I have running OpenCL kernel. At some moment I want to check is bit at selected position in variable equals to one or not? For example, I found that in C# we can convert `uint` to string containing bits using code like this:

``````// Here we will store our bit

string bit;

// Unsigned integer that will be converted

uint hex = 0xfffffffe;

// Perform conversion and store our string containing bits

string str = uint2bits(hex);

// Print all bits "11111111111111111111111111111110"

Console.WriteLine(str);

// Now get latest bit from string

bit = str.Substring(31, 1);

// And print it to console

Console.WriteLine(bit);

// This function converts uint to string containing bits

public static string uint2bits(uint x) {
char[] bits = new char[64];
int i = 0;
while (x != 0) {
bits[i++] = (x & 1) == 1 ? '1' : '0';
x >>= 1;
}
Array.Reverse(bits, 0, i);
return new string(bits);
}
``````

How to make inside kernel like in code above?

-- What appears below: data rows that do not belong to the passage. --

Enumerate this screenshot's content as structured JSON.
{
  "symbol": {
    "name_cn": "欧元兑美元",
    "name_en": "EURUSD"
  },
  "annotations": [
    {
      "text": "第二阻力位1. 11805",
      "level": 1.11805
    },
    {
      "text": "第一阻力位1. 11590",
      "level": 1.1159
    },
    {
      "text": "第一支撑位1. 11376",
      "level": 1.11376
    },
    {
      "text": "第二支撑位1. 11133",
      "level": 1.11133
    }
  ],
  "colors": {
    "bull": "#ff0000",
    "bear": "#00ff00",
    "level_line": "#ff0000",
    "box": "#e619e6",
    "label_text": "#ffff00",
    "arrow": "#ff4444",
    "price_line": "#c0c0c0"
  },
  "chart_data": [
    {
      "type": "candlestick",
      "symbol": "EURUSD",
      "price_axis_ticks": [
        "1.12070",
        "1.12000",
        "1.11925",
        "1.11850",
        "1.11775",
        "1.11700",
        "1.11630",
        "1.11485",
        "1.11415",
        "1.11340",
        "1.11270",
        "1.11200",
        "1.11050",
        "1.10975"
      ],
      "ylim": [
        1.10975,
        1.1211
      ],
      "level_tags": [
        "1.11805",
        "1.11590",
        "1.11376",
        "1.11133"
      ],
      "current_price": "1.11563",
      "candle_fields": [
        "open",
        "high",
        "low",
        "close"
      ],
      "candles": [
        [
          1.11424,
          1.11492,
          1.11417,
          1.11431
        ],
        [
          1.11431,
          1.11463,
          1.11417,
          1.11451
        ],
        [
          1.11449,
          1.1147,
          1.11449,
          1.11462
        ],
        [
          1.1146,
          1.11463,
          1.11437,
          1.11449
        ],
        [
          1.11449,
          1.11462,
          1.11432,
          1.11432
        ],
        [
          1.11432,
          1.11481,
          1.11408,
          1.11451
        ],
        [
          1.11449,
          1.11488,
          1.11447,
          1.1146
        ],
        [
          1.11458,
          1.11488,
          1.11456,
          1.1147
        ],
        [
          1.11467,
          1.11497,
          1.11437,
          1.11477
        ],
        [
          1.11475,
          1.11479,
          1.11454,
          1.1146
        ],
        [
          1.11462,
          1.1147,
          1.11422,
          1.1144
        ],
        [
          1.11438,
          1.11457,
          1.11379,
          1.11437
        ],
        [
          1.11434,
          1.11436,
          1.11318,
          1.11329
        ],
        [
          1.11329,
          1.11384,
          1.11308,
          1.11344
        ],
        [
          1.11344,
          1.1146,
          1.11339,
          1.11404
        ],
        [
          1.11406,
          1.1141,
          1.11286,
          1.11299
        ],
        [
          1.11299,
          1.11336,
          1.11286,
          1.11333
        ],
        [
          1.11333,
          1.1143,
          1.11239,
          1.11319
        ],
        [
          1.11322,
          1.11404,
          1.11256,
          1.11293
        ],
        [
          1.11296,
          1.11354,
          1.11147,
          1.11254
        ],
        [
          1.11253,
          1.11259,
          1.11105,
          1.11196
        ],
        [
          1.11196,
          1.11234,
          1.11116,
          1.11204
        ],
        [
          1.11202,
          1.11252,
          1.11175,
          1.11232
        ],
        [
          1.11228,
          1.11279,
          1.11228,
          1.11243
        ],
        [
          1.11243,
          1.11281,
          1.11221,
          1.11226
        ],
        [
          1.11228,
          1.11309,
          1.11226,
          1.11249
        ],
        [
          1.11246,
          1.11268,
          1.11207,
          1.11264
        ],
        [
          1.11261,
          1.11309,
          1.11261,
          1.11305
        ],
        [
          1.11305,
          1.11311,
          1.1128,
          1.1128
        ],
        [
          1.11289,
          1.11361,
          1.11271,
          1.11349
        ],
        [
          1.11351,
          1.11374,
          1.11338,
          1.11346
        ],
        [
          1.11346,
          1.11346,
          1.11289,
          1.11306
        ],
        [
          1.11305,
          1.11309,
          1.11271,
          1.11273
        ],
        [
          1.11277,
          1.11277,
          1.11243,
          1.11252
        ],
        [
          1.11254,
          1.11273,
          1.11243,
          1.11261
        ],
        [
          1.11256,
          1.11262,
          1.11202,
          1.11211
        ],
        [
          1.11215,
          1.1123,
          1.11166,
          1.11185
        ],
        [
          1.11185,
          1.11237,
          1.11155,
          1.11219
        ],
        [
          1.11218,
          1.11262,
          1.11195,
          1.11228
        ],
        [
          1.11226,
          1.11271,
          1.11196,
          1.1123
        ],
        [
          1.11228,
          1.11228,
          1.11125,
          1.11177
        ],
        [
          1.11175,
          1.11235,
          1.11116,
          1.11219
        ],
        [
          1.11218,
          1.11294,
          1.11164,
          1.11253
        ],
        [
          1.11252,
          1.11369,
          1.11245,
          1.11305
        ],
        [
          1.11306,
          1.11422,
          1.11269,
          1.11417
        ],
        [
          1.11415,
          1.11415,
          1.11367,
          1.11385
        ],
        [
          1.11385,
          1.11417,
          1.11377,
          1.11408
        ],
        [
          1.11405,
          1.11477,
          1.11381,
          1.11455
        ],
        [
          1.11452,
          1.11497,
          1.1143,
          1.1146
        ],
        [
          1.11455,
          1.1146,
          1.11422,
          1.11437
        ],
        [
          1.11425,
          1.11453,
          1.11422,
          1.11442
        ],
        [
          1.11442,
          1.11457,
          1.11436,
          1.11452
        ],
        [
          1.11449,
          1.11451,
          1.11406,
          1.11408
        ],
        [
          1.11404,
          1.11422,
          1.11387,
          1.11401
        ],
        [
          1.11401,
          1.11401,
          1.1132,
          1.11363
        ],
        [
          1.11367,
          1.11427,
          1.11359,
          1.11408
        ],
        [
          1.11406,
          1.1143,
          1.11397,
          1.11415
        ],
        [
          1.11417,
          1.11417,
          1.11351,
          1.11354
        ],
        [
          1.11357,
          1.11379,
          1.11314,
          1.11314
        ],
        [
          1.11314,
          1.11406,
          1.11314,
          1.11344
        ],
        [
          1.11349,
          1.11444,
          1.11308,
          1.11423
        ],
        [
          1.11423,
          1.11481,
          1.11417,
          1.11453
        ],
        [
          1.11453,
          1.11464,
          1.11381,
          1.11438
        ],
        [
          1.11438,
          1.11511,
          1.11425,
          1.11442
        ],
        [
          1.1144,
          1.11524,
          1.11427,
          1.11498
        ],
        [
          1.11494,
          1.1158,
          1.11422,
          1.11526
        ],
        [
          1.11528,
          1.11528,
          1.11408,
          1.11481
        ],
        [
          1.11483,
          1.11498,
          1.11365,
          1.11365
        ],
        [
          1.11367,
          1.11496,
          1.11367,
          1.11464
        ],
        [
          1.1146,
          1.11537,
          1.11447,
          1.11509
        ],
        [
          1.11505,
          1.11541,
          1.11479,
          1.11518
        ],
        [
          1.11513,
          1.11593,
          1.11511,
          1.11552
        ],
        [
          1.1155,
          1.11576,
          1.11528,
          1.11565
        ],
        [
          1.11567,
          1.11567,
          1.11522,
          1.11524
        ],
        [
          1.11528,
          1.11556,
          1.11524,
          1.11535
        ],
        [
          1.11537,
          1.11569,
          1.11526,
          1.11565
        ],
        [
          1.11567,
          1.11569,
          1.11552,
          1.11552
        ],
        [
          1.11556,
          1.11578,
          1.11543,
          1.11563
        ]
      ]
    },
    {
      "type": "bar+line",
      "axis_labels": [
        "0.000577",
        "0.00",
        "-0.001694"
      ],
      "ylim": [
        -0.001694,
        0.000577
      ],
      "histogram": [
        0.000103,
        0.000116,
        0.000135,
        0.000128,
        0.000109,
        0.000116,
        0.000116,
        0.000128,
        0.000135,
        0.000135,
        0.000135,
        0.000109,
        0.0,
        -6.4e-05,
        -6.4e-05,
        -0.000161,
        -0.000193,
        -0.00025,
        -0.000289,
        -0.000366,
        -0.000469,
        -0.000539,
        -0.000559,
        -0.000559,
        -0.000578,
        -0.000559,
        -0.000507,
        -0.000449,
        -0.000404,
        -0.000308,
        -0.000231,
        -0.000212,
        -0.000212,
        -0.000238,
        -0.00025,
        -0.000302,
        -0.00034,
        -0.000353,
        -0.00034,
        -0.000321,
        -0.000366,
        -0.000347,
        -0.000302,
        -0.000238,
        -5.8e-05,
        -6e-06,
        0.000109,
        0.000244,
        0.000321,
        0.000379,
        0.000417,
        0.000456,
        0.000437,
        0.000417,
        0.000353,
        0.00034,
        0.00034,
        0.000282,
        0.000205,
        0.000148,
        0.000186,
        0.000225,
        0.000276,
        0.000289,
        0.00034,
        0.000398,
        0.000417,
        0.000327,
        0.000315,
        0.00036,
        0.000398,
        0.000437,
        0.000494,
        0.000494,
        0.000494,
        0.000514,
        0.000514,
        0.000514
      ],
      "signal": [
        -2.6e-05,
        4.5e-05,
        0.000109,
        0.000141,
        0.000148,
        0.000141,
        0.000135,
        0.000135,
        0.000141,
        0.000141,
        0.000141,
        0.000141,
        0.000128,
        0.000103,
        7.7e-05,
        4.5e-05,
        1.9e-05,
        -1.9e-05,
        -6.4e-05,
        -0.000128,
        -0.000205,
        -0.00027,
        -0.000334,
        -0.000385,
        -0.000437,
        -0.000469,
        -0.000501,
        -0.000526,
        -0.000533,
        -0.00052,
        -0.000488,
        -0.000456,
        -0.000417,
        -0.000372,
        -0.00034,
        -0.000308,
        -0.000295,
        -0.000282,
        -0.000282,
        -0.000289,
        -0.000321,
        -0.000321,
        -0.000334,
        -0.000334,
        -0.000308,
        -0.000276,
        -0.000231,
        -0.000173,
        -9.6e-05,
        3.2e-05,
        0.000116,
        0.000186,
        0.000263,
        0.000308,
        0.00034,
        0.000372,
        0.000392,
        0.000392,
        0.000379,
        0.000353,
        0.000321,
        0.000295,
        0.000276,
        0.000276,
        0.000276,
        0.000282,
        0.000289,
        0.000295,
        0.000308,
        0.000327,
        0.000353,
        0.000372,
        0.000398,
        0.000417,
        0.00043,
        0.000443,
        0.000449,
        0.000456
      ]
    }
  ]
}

``````__kernel void hello(global read_only uint* param) {

/*

Do something with "param"

...

*/

int bit;
int index = 31;

/*

Store bit value ("0" or "1") at variable "bit"

...

*/

if (bit == 1) {

// ...

} else {

// ...

}

// Or maybe something more easy to check a bit value at "index" in "param" ... ?

}
``````

c#
opencl
bit
asked on Stack Overflow Aug 30, 2015 by Kechup • edited May 23, 2017 by Community

4

You can check if a bit `b` in a number is set to 1 or 0 by masking with `1<<b`, and comparing the result to zero:

``````static bool isBitSet(uint n, uint b) {
return (n & (1U << b)) != 0;
}
``````

The value of `1 << b` in binary is composed of a single `1` in `b`-th position counting from the back starting at zero, and zeros in all other positions. When you apply this mask to `n` with the bitwise AND operator `&` you get a single bit of number `n`, and zeros in all other positions. Therefore, the result of the overall operation is zero when `b`-th bit of `n` is set to zero, and a non-zero otherwise.